Папа привез меня домой на такси. Мы оба чувствовали себя гораздо лучше, однако между нами постепенно повисало неловкое молчание. Проведя столько времени вместе, мы успели сблизиться, но теперь, оказавшись в привычной обстановке, возвращались к привычным отношениям. Отец попросил таксиста подождать его и вышел из машины вместе со мной. Я вытащил свой чемодан из багажника и замер, будто бы в нерешительности. Но я точно знал, что делать.
Я поставил чемодан на землю и крепко обнял отца; когда я в последний раз его обнимал, мне было девять лет. Прижавшись щекой к его пиджаку, я ощутил легкий запах одеколона и сигарет. Запах человека из прошлого.
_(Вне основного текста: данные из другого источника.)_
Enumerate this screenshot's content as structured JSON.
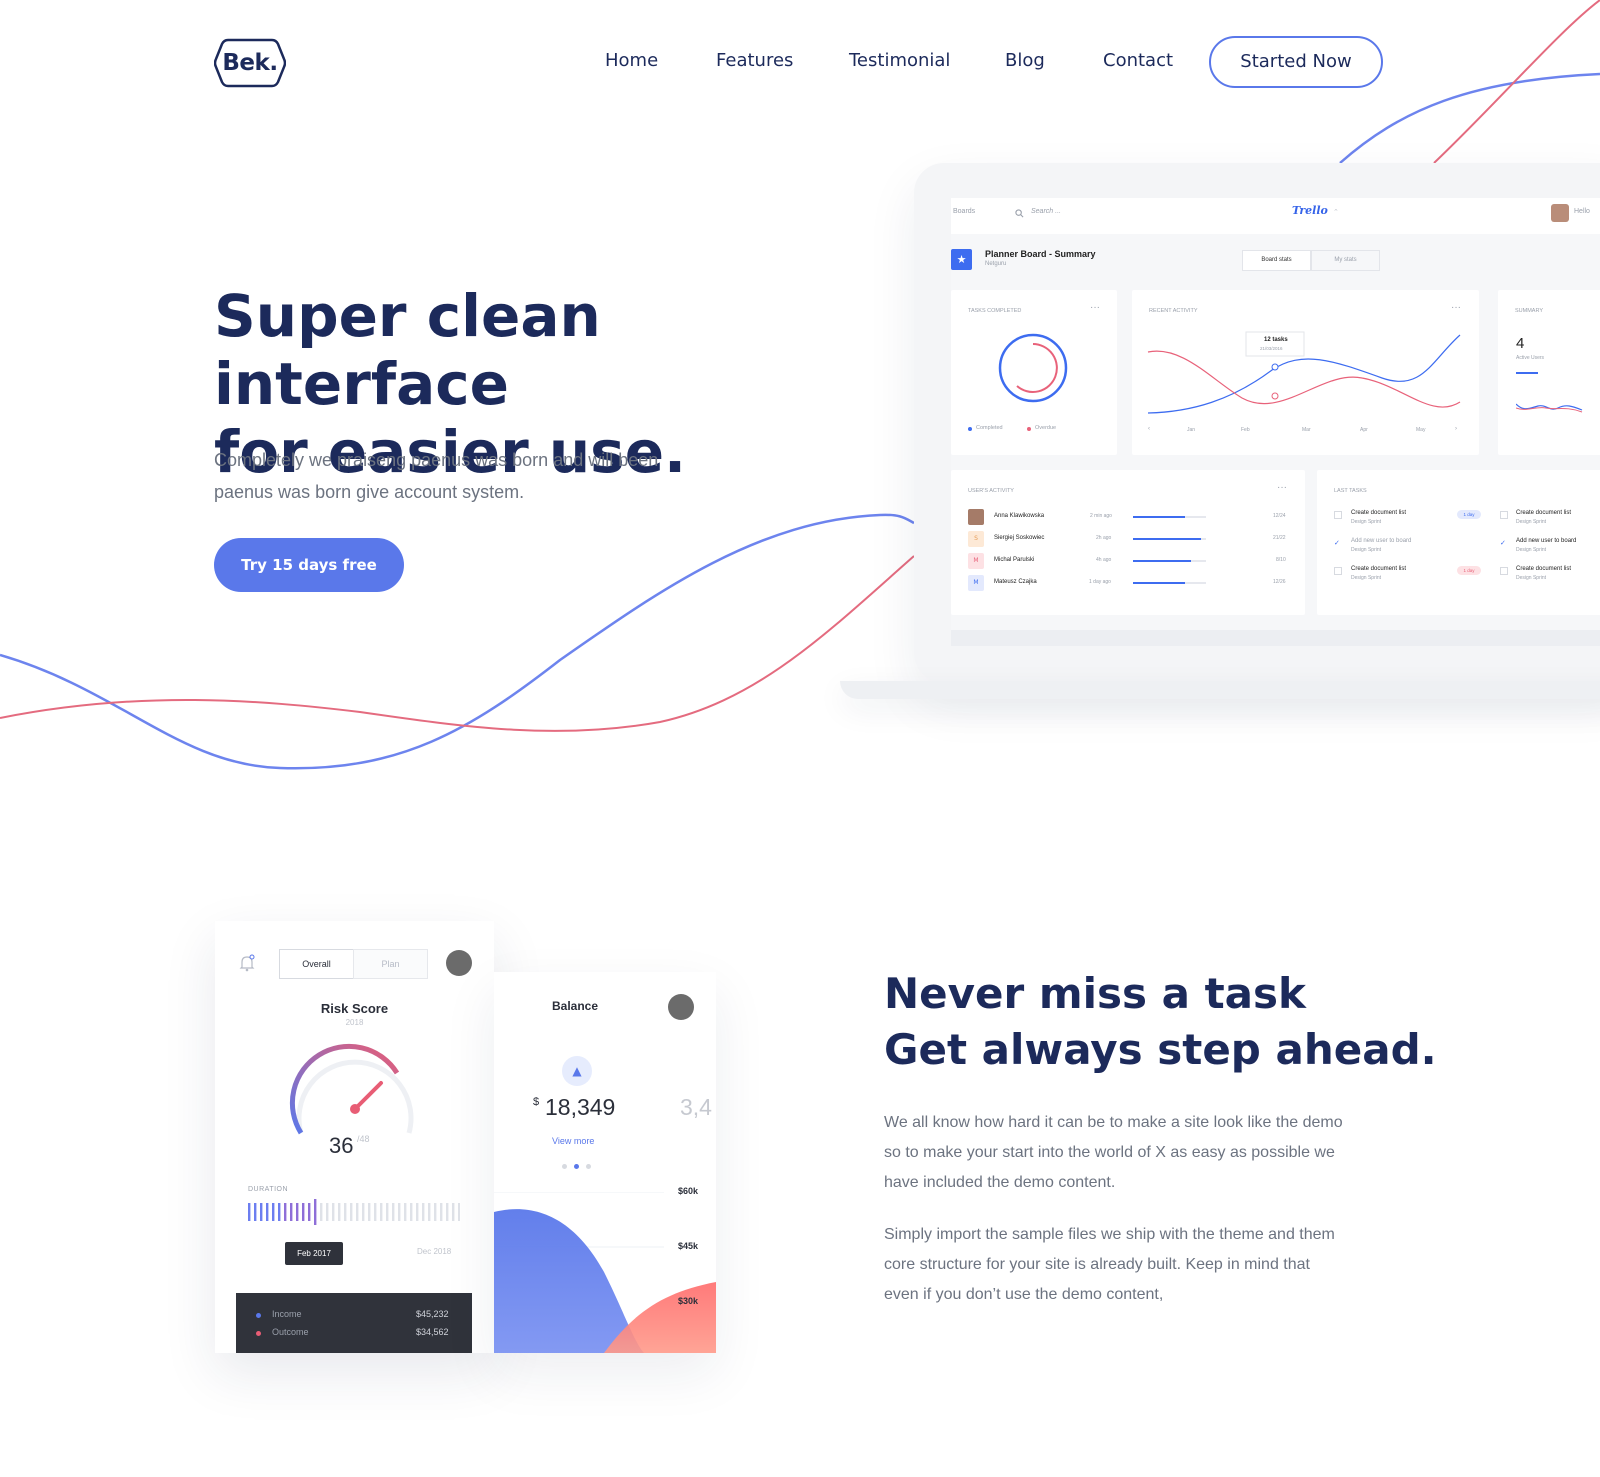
{
  "header": {
    "logo_text": "Bek.",
    "nav": [
      {
        "label": "Home"
      },
      {
        "label": "Features"
      },
      {
        "label": "Testimonial"
      },
      {
        "label": "Blog"
      },
      {
        "label": "Contact"
      }
    ],
    "cta_label": "Started Now"
  },
  "hero": {
    "title_line1": "Super clean interface",
    "title_line2": "for easier use.",
    "subtitle_line1": "Completely we praiseng paenus was born and will been",
    "subtitle_line2": "paenus was born give account system.",
    "cta_label": "Try 15 days free"
  },
  "dashboard": {
    "nav_boards": "Boards",
    "search_placeholder": "Search ...",
    "brand": "Trello",
    "hello": "Hello",
    "board_title": "Planner Board - Summary",
    "board_org": "Netguru",
    "tab_board_stats": "Board stats",
    "tab_my_stats": "My stats",
    "tasks_completed": "TASKS COMPLETED",
    "legend_completed": "Completed",
    "legend_overdue": "Overdue",
    "recent_activity": "RECENT ACTIVITY",
    "tooltip_value": "12 tasks",
    "tooltip_date": "21/03/2016",
    "months": [
      "Jan",
      "Feb",
      "Mar",
      "Apr",
      "May"
    ],
    "summary": "SUMMARY",
    "summary_value": "4",
    "summary_label": "Active Users",
    "users_activity": "USER'S ACTIVITY",
    "users": [
      {
        "initial": "",
        "name": "Anna Klawikowska",
        "time": "2 min ago",
        "ratio": "12/24"
      },
      {
        "initial": "S",
        "name": "Siergiej Soskowiec",
        "time": "2h ago",
        "ratio": "21/22"
      },
      {
        "initial": "M",
        "name": "Michal Parulski",
        "time": "4h ago",
        "ratio": "8/10"
      },
      {
        "initial": "M",
        "name": "Mateusz Czajka",
        "time": "1 day ago",
        "ratio": "12/26"
      }
    ],
    "last_tasks": "LAST TASKS",
    "tasks": [
      {
        "title": "Create document list",
        "sub": "Design Sprint",
        "badge": "1 day"
      },
      {
        "title": "Add new user to board",
        "sub": "Design Sprint",
        "badge": ""
      },
      {
        "title": "Create document list",
        "sub": "Design Sprint",
        "badge": "1 day"
      }
    ],
    "tasks_right": [
      {
        "title": "Create document list",
        "sub": "Design Sprint"
      },
      {
        "title": "Add new user to board",
        "sub": "Design Sprint"
      },
      {
        "title": "Create document list",
        "sub": "Design Sprint"
      }
    ]
  },
  "risk": {
    "tab_overall": "Overall",
    "tab_plan": "Plan",
    "title": "Risk Score",
    "year": "2018",
    "value": "36",
    "max": "/48",
    "duration_label": "DURATION",
    "tooltip": "Feb 2017",
    "end_label": "Dec 2018",
    "income_label": "Income",
    "income_value": "$45,232",
    "outcome_label": "Outcome",
    "outcome_value": "$34,562"
  },
  "balance": {
    "title": "Balance",
    "currency": "$",
    "amount": "18,349",
    "next_amount": "3,4",
    "view_more": "View more",
    "axis": [
      "$60k",
      "$45k",
      "$30k"
    ]
  },
  "section2": {
    "title_line1": "Never miss a task",
    "title_line2": "Get always step ahead.",
    "p1_line1": "We all know how hard it can be to make a site look like the demo",
    "p1_line2": "so to make your start into the world of X as easy as possible we",
    "p1_line3": "have included the demo content.",
    "p2_line1": "Simply import the sample files we ship with the theme and them",
    "p2_line2": "core structure for your site is already built. Keep in mind that",
    "p2_line3": "even if you don’t use the demo content,"
  },
  "colors": {
    "navy": "#1c2a5b",
    "accent_blue": "#5a78ea",
    "accent_red": "#e85d75",
    "text_gray": "#6c7380"
  }
}
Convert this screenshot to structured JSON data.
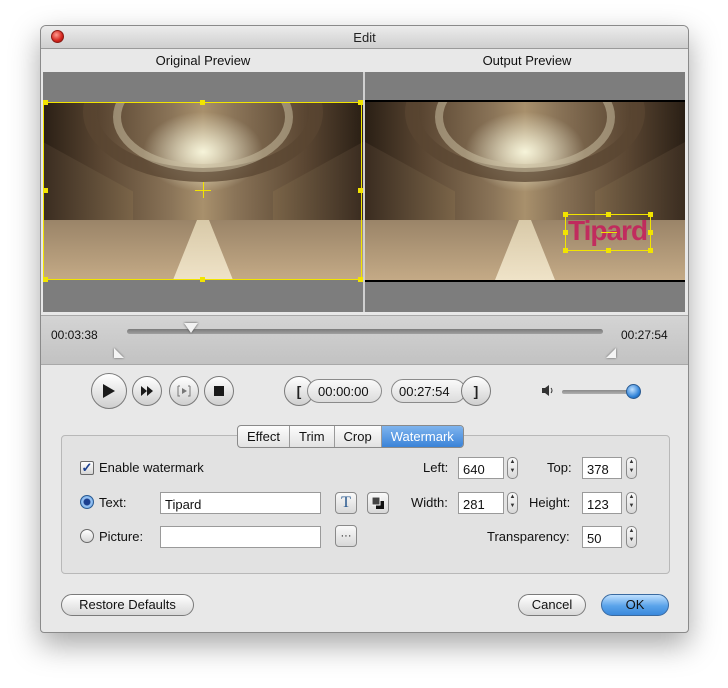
{
  "window": {
    "title": "Edit"
  },
  "preview": {
    "original_label": "Original Preview",
    "output_label": "Output Preview",
    "watermark_text": "Tipard"
  },
  "timeline": {
    "current_time": "00:03:38",
    "total_time": "00:27:54"
  },
  "playback": {
    "play_icon": "play-icon",
    "forward_icon": "fast-forward-icon",
    "step_icon": "step-frame-icon",
    "stop_icon": "stop-icon",
    "start_mark_label": "[",
    "start_time": "00:00:00",
    "end_time": "00:27:54",
    "end_mark_label": "]",
    "volume_icon": "speaker-icon",
    "volume_level": 0.9
  },
  "tabs": [
    {
      "label": "Effect",
      "active": false
    },
    {
      "label": "Trim",
      "active": false
    },
    {
      "label": "Crop",
      "active": false
    },
    {
      "label": "Watermark",
      "active": true
    }
  ],
  "watermark": {
    "enable_label": "Enable watermark",
    "enabled": true,
    "text_option_label": "Text:",
    "text_value": "Tipard",
    "text_font_button": "T",
    "picture_option_label": "Picture:",
    "picture_value": "",
    "browse_label": "···",
    "left_label": "Left:",
    "left_value": "640",
    "top_label": "Top:",
    "top_value": "378",
    "width_label": "Width:",
    "width_value": "281",
    "height_label": "Height:",
    "height_value": "123",
    "transparency_label": "Transparency:",
    "transparency_value": "50"
  },
  "footer": {
    "restore_label": "Restore Defaults",
    "cancel_label": "Cancel",
    "ok_label": "OK"
  },
  "colors": {
    "accent": "#3a83d8",
    "selection": "#f2e400",
    "watermark": "#c8145a"
  }
}
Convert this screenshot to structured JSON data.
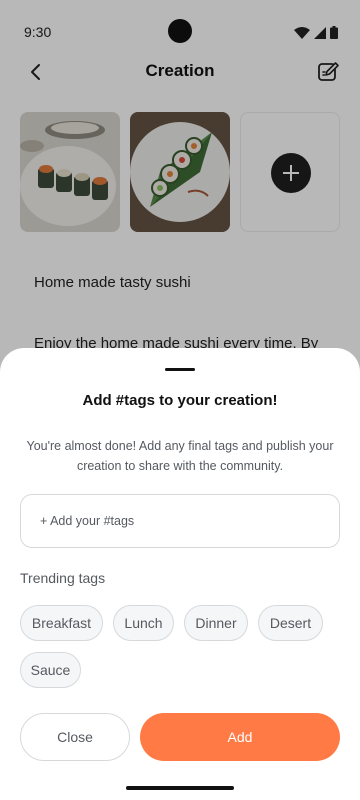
{
  "status_bar": {
    "time": "9:30"
  },
  "header": {
    "title": "Creation"
  },
  "recipe": {
    "title": "Home made tasty sushi",
    "description": "Enjoy the home made sushi every time. By"
  },
  "sheet": {
    "title": "Add #tags to your creation!",
    "description": "You're almost done! Add any final tags and publish your creation to share with the community.",
    "tag_input_placeholder": "+ Add your #tags",
    "trending_label": "Trending tags",
    "tags": [
      "Breakfast",
      "Lunch",
      "Dinner",
      "Desert",
      "Sauce"
    ],
    "close_label": "Close",
    "add_label": "Add"
  },
  "colors": {
    "accent": "#ff7a45",
    "chip_bg": "#f5f6f7",
    "chip_border": "#d6d9dc"
  }
}
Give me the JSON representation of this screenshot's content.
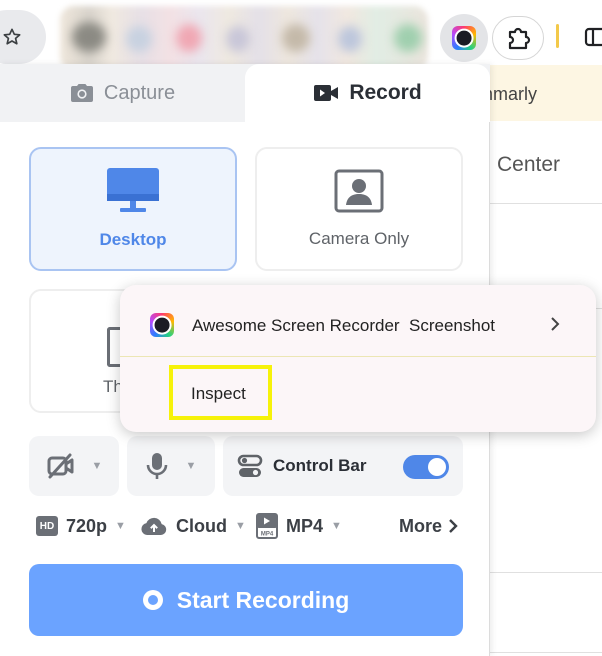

На пороге дома я обернулся. Папа поднял руку и помахал мне. Я удивился тому, что он до сих пор не закурил.
Разумеется, я виделся с ним и позднее. Но когда я просто вспоминаю об отце либо вижу его во сне, он предстает передо мной именно таким: замершим возле багажника такси, немного растерянным, машущим рукой.
Мы стоим так несколько секунд – а может, часов, – после чего я просыпаюсь.
Эпилог
Папа провел занятие, вышел из аудитории, сказал вахтеру, что плохо себя чувствует, и попросил вызвать врача. Вахтер усадил его на стул, помог ослабить узел на галстуке и побежал звонить в скорую. Когда он вернулся с вестью, что врач вот-вот подъедет, было уже слишком поздно.
Это произошло в апреле восемьдесят четвертого, спустя десять месяцев после поездки в Марсель.
Письмо и другие вещи из отцовского стола мне принесла мама. Ее глаза блестели, она еще никогда не выглядела такой потерянной.
Почерк был разборчивым, точки острыми, линии плавными, а строчки ровными, хотя лист не был разлинован. Всего одна страница, текст легкий, почти веселый. Письмо не было сложено и запечатано в конверт – очевидно, оно не предназначалось для отправки почтой.
Отец писал, что счастлив той неожиданной возможности провести время вдвоем, которая выпала нам в Марселе, и рад, что мы о многом успели поговорить, а еще больше рад, что многое осталось невысказанным – это давало нам повод встречаться вновь и вновь. Он обещал рассказать мне обо всем, что я захочу узнать.
На протяжении месяцев, последовавших за нашим путешествием в Марсель, я думал точно так же – мы непременно обо всем поговорим, у нас впереди масса времени.
Письмо заканчивалось фразой великого математика Джона фон Неймана: «Если люди отказываются верить в простоту математики, то это только потому, что они не понимают всю сложность жизни».
Я выписал ее на листок и повесил его на стене своего университетского кабинета.
Может быть, это все, что нужно знать.